8. Show how broadcasting can be done in a 5-cube rooted at node 0 using Spanning Binomial tree algorithm. Assume a single-port communication model. [5]

9. Using the Recursive Doubling algorithm, show how an all-to-all broadcast operation, MPI_Allgather, is performed on a binary 3-cube (hypercube). Clearly identify the messages involved in each iteration between any two nodes. Assume a single-port communication model. [10]

10. Using the Standard Exchange algorithm, show how an all-to-all personalized exchange operation, MPI_Alltoall, is performed on a binary 3-cube. Clearly identify the messages involved in each iteration between any two nodes. Assume a single-port communication model. [10]

11. Show how the Bruck algorithm works for MPI_Allgather and MPI_Alltoall collectives with 5 processes. Assume a single-port communication model. [10]

12. A matrix-vector multiplication takes an input matrix B and an input vector C and produces an output vector A. Each element of the output vector A is the dot product of one row of the input matrix B and vector C. Consider only square matrices. Write a single-precision matrix-vector multiplication GPU kernel and the host function that can be called with four parameters: pointer to the output vector A, pointer to the input matrix B, pointer to the input vector C, and the number of elements in each dimension. After the device matrix-vector multiplication is invoked, you will compute the correct output vector using the CPU and compare that solution with the device-computed solution. If it matches (within a certain tolerance), it will display "Test PASSED" on the screen before exiting.

Create randomly-initialized input matrix B and Vector C. Write the host code by allocating memory for the input and output vectors and the input matrix, transferring input data to device, launching the kernel, transferring the output data to host, and freeing the device memory for the input and output data. Write a kernel that has each thread producing one output vector element. Write the execution configuration parameters in your host code accordingly. [10]

Bonus:

(a) Run your CUDA code on one of the Smith Engineering remote GPU machines, or one of the Alienware machines in the ECE Bainlab, with different matrix/vector sizes, and analyze your 3 matrix-vector multiplication kernel performance. Experiment with different number of blocks and number of threads per block. [10]

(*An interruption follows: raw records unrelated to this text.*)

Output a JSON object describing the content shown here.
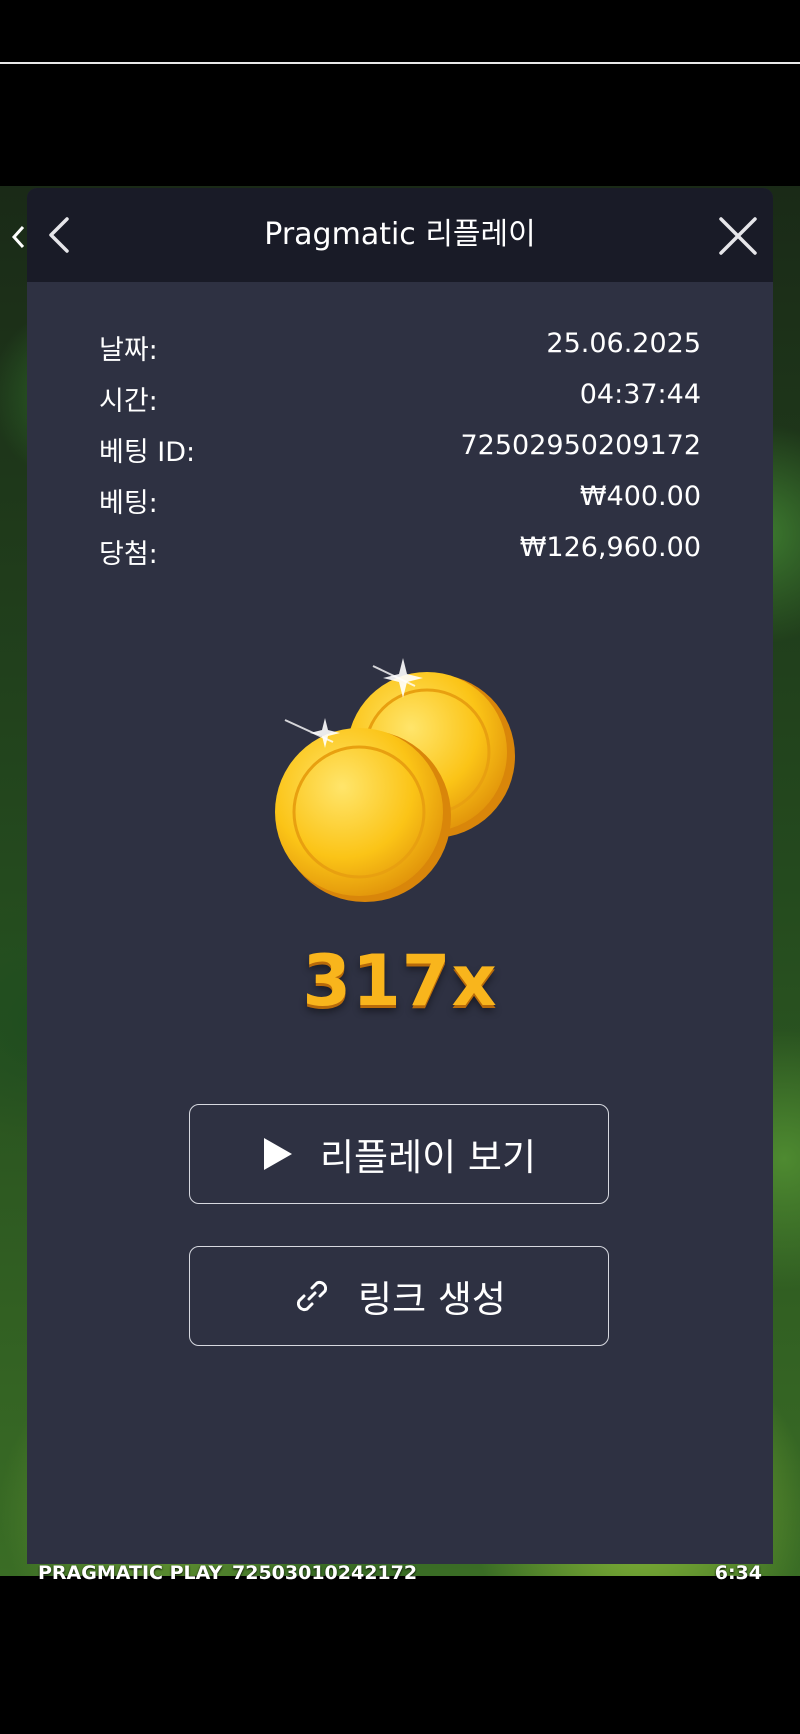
{
  "modal": {
    "title": "Pragmatic 리플레이",
    "info": [
      {
        "label": "날짜:",
        "value": "25.06.2025"
      },
      {
        "label": "시간:",
        "value": "04:37:44"
      },
      {
        "label": "베팅 ID:",
        "value": "72502950209172"
      },
      {
        "label": "베팅:",
        "value": "₩400.00"
      },
      {
        "label": "당첨:",
        "value": "₩126,960.00"
      }
    ],
    "multiplier": "317x",
    "buttons": {
      "replay_label": "리플레이 보기",
      "link_label": "링크 생성"
    }
  },
  "game_footer": {
    "brand": "PRAGMATIC PLAY",
    "round_id": "72503010242172",
    "clock": "6:34"
  },
  "colors": {
    "modal_bg": "#2e3142",
    "header_bg": "#191b27",
    "multiplier": "#f9b51c"
  },
  "icons": [
    "chevron-left-icon",
    "close-icon",
    "coins-icon",
    "play-icon",
    "link-icon"
  ]
}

(b) Consider a multi-GPU node/cluster and write an MPI+CUDA code to implement the matrix-vector multiplication by allocating a part of the input matrix B on each GPU. Consider one process per GPU, and allocate matrix B statically. The input vector C is copied on all GPUs. Each GPU computes its own part of the result vector A and sends the result back to the root process. You do not need to run your code on any of the GPU machines. [10]

Submission Instructions:

For Assignment 3:

• Submit a single zip file, “Assignment_3_YourLastName.zip”, containing your CUDA code (and the optional MPI+CUDA) code for Q12, with your name and student ID on top of each code.

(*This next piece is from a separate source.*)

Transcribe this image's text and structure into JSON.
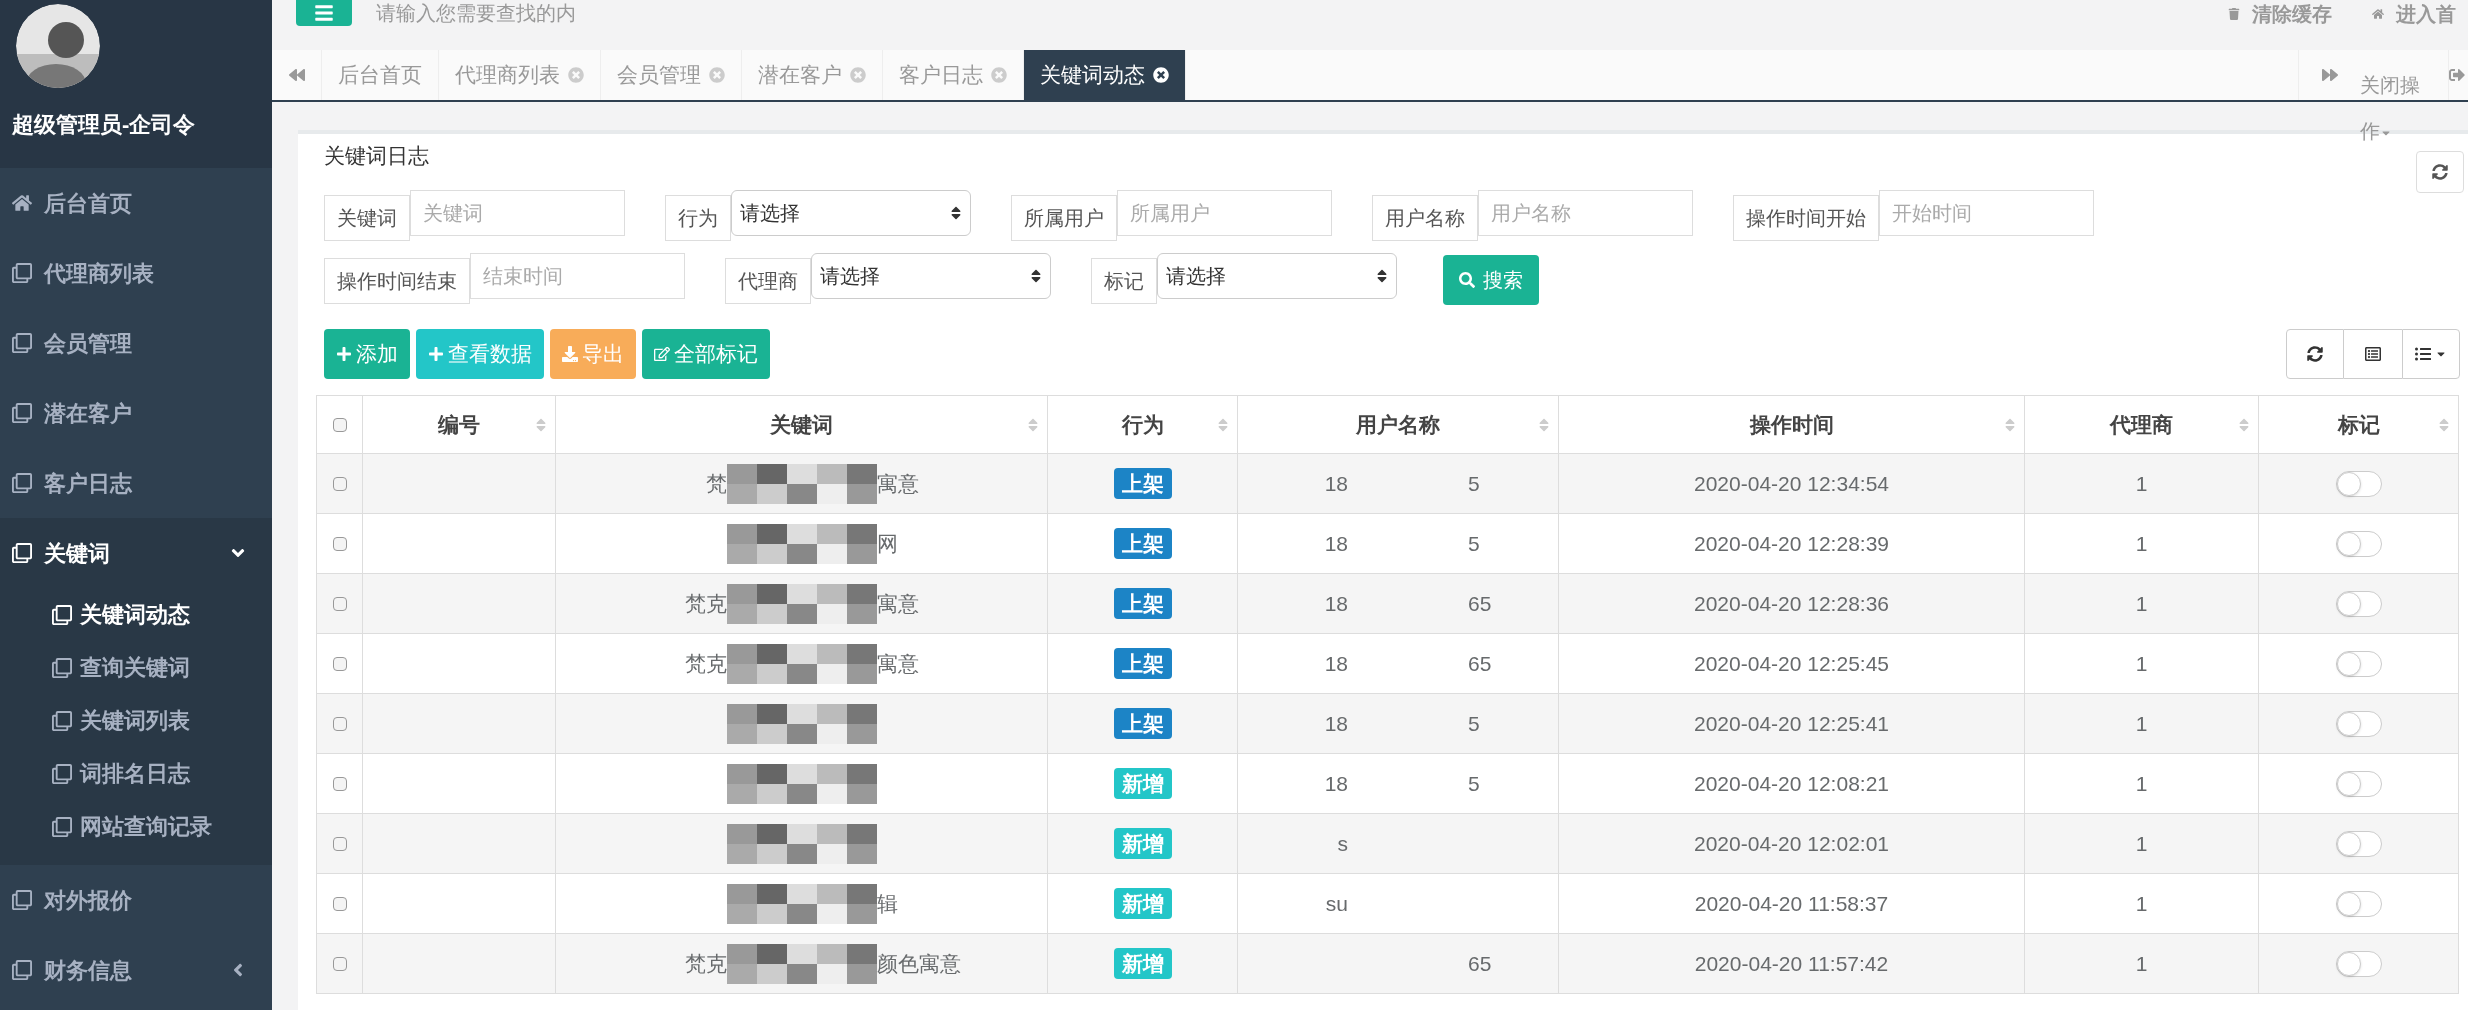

• Submit a single report in PDF format, “Assignment_3_YourLastName.pdf”, where you present your solution for each question, and include a description of your work, analyses of the results, and discussions of any outstanding issues. Include a printout of your code for Q12, and the optional output screenshots of your program running on one of the Smith Engineering remote GPU machines, or one of the Alienware machines in the ECE Bainlab.